The face of philanthropy in the U.S. is changing. During the past decade, the emphasis in charitable giving has been on check writing and traditional philanthropy as a path to growth—how to make projects scale, get bigger and replicate. Today, a more powerful trend is taking shape: making philanthropic investments matter and have influence.
"Ultimately there are other levers besides money to pull—whether it's policy, political will or knowledge," says Suzanne Muchin, founder of ROI (Return on Inspiration) LLC. "The means to that end is not money."
Muchin and Rachel Bellow, a partner in the Chicago-based consulting firm, have spent the past 20 years focused on how to maximize social impact by using markets. ROI consults to high-profile philanthropists and foundations, including Pritzker, Soros and Kellogg Foundation.
Knowledge Transfer
Bellow observes that philanthropy as a solo instrument is relatively weak in solving social problems today, in part because these have become more global and complex. It is also recognition, she says, of the need to enlist markets and give them a reason to put their weight behind a social purpose venture.
ROI is seeing a new trend where organizations, even successful ones that have seen growth and scale, reach a plateau in their ability to address a particular problem in a meaningful way. "When you recognize in that moment that the path to impact isn't about growth, then you have to conclude it's about influence," Muchin says. "This means you're trying to achieve your mission by influencing the ecosystem surrounding the social impact issue."
According to Bellow, this requires an organization to codify the knowledge around what it has figured out so that it is transferable to other players, not to be replicated but to be applied. That transfer is a key part of an influence strategy.
"We call it knowledge transfer when the information is packaged in such a way that when it arrives on the doorstep of the recipient, they not only understand it, but are equipped to act on it," Muchin says.
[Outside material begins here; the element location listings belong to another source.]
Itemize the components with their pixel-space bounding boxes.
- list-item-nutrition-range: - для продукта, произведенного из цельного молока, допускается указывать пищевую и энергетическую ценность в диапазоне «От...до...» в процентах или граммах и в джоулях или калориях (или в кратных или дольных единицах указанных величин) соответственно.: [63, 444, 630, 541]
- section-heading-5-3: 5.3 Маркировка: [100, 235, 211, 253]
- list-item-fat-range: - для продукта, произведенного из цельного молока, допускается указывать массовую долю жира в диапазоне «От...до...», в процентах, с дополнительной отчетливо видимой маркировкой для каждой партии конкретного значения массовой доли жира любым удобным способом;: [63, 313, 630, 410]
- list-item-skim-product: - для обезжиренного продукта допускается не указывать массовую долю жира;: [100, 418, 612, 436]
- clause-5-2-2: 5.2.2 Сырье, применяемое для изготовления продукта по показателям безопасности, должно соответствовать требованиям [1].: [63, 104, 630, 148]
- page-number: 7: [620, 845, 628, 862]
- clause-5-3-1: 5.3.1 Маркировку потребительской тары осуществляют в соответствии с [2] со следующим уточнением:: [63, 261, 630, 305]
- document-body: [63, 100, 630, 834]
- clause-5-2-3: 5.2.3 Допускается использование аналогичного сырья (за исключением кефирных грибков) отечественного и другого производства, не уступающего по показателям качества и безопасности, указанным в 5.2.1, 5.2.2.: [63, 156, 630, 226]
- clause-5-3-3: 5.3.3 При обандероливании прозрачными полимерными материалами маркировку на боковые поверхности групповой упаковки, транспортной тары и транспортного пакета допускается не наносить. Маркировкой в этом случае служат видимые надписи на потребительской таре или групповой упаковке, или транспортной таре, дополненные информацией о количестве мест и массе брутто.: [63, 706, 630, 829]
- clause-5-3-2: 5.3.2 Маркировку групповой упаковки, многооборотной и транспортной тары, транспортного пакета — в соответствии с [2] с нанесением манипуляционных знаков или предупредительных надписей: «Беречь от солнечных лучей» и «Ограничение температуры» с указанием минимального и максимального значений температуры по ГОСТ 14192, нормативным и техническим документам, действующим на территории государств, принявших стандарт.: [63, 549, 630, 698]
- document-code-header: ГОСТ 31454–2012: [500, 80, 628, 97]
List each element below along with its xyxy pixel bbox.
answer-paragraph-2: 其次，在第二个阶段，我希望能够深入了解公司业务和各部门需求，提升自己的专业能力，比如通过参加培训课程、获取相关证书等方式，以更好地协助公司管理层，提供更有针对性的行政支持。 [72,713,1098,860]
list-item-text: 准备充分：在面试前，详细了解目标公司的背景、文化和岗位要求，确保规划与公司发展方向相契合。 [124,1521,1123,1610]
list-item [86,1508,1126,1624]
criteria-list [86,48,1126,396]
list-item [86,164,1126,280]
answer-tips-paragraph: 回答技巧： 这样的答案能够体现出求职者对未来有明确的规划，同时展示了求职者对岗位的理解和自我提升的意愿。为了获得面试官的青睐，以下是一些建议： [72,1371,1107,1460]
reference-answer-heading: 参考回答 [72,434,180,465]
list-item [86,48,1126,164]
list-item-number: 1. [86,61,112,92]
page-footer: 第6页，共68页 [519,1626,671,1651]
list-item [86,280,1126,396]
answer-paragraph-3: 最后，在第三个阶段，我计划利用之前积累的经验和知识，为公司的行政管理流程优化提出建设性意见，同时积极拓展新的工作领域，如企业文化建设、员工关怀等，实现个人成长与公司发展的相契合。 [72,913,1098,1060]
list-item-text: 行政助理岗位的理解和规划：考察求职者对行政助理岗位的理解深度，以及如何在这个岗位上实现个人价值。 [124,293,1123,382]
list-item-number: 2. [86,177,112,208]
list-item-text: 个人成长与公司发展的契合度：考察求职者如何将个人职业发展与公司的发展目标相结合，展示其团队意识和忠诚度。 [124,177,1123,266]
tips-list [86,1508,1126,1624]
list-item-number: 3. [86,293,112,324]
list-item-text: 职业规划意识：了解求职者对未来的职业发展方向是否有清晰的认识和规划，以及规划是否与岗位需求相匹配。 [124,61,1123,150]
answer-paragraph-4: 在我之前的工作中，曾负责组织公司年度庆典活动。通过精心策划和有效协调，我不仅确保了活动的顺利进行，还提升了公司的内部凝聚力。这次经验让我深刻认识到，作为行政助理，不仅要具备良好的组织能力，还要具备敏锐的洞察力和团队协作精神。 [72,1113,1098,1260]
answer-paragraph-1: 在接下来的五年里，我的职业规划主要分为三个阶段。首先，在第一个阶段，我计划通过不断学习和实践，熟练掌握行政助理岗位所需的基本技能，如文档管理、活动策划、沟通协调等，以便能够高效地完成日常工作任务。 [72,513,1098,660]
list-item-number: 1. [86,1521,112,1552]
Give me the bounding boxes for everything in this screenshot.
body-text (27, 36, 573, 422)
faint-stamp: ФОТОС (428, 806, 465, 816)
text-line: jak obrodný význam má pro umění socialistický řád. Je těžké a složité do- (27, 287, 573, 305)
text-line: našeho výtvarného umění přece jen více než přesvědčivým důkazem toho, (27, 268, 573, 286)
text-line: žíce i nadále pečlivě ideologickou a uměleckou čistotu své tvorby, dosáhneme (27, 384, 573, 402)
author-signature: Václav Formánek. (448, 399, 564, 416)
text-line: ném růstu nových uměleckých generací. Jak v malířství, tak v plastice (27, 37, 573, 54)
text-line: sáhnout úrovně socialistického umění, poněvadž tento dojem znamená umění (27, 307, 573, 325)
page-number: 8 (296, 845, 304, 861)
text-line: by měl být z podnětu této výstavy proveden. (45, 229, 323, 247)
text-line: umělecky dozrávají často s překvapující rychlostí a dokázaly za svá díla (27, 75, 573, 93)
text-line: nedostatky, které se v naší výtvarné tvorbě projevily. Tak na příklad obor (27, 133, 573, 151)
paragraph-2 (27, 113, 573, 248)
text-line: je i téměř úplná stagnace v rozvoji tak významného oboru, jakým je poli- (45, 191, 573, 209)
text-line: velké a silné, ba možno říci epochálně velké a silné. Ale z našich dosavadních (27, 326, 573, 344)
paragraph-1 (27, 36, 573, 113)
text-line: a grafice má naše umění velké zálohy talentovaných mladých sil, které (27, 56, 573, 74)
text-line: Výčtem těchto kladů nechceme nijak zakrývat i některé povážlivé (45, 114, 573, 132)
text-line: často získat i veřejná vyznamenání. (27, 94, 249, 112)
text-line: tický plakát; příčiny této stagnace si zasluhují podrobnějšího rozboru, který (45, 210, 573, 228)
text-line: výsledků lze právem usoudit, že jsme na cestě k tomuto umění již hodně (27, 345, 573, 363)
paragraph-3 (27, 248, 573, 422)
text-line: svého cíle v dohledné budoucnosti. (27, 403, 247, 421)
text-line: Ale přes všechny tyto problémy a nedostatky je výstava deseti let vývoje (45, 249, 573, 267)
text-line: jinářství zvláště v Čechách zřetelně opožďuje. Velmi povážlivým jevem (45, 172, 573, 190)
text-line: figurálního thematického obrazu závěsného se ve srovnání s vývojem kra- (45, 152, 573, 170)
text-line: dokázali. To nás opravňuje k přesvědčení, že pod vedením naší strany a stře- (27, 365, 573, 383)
Strategic Giving—It's Not Simply Money
In the women's view, Mark Zuckerberg's recent, highly publicized $100 million donation to the Newark public school system failed to do these things.
"We see no engagement of markets or what Zuckerberg knows as an entrepreneur—social networking, markets, market growth, market traction, engaging of the next generation," says Muchin. "There's nothing here that's other than money and traditional checkbook philanthropy."